A number of chip companies — importantly Intel and IBM, but also the Arm collective and AMD — have come out recently with new CPU designs that feature native Artificial Intelligence (AI) and its related machine learning (ML). The need for math engines specifically designed to support machine learning algorithms, particularly for inference workloads but also for certain kinds of training, has been covered extensively here at The Next Platform.
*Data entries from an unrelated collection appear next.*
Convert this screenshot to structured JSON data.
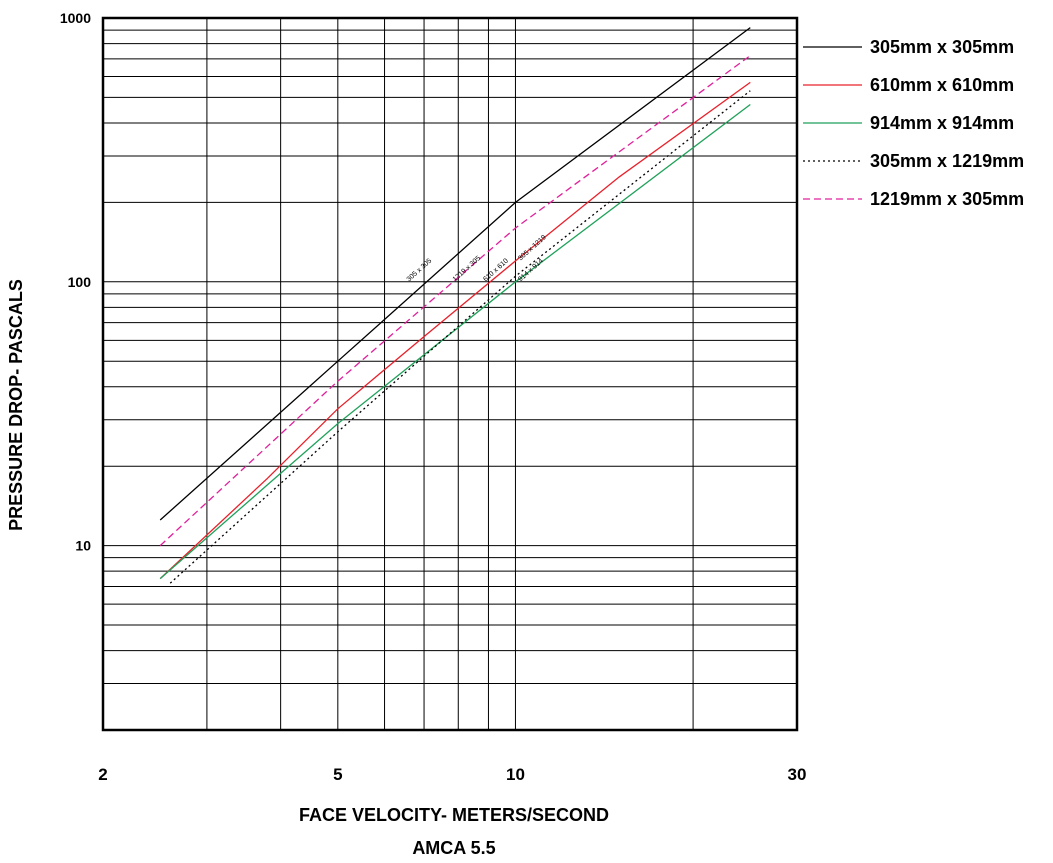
{
  "chart_data": {
    "type": "line",
    "xlabel": "FACE VELOCITY- METERS/SECOND",
    "subtitle": "AMCA 5.5",
    "ylabel": "PRESSURE DROP- PASCALS",
    "xscale": "log",
    "yscale": "log",
    "xlim": [
      2,
      30
    ],
    "ylim": [
      2,
      1000
    ],
    "xticks": [
      "2",
      "5",
      "10",
      "30"
    ],
    "yticks": [
      "10",
      "100",
      "1000"
    ],
    "grid": true,
    "legend_position": "right",
    "series": [
      {
        "name": "305mm x 305mm",
        "color": "#000000",
        "dash": "solid",
        "x": [
          2.5,
          5,
          10,
          25
        ],
        "y": [
          12.5,
          50,
          200,
          920
        ],
        "annotation": {
          "text": "305 x 305",
          "x": 6.6,
          "y": 100
        }
      },
      {
        "name": "610mm x 610mm",
        "color": "#e8202a",
        "dash": "solid",
        "x": [
          2.5,
          3.8,
          5,
          7,
          10,
          15,
          25
        ],
        "y": [
          7.5,
          18,
          33,
          62,
          120,
          250,
          570
        ],
        "annotation": {
          "text": "610 x 610",
          "x": 8.9,
          "y": 100
        }
      },
      {
        "name": "914mm x 914mm",
        "color": "#1fa15a",
        "dash": "solid",
        "x": [
          2.5,
          3.8,
          5,
          10,
          25
        ],
        "y": [
          7.5,
          17,
          29,
          100,
          470
        ],
        "annotation": {
          "text": "914 x 914",
          "x": 10.2,
          "y": 100
        }
      },
      {
        "name": "305mm x 1219mm",
        "color": "#000000",
        "dash": "dotted",
        "x": [
          2.6,
          5,
          10,
          25
        ],
        "y": [
          7.2,
          27,
          105,
          530
        ],
        "annotation": {
          "text": "305 x 1219",
          "x": 10.2,
          "y": 120
        }
      },
      {
        "name": "1219mm x 305mm",
        "color": "#e0209a",
        "dash": "dashed",
        "x": [
          2.5,
          5,
          10,
          25
        ],
        "y": [
          10,
          42,
          160,
          720
        ],
        "annotation": {
          "text": "1219 x 305",
          "x": 7.9,
          "y": 100
        }
      }
    ]
  }
}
Just to rattle off a few of them, consider the impending “Cirrus” Power10 processor from IBM, which is due in a matter of days from Big Blue in its high-end NUMA machines and which has a new matrix math engine aimed at accelerating machine learning. Or IBM’s “Telum” z16 mainframe processor coming next year, which was unveiled at the recent Hot Chips conference and which has a dedicated mixed precision matrix math core for the CPU cores to share. Intel is adding its Advanced Matrix Extensions (AMX) to its future “Sapphire Rapids” Xeon SP processors, which should have been here by now but which have been pushed out to early next year. Arm Holdings has created future Arm core designs, the “Zeus” V1 core and the “Perseus” N2 core, that will have substantially wider vector engines that support the mixed precision math commonly used for machine learning inference, too. Ditto for the vector engines in the “Milan” Epyc 7,003 processors from AMD.
All of these chips are designed to keep inference on the CPUs, where in a lot of cases it belongs because of data security, data compliance, and application latency reasons.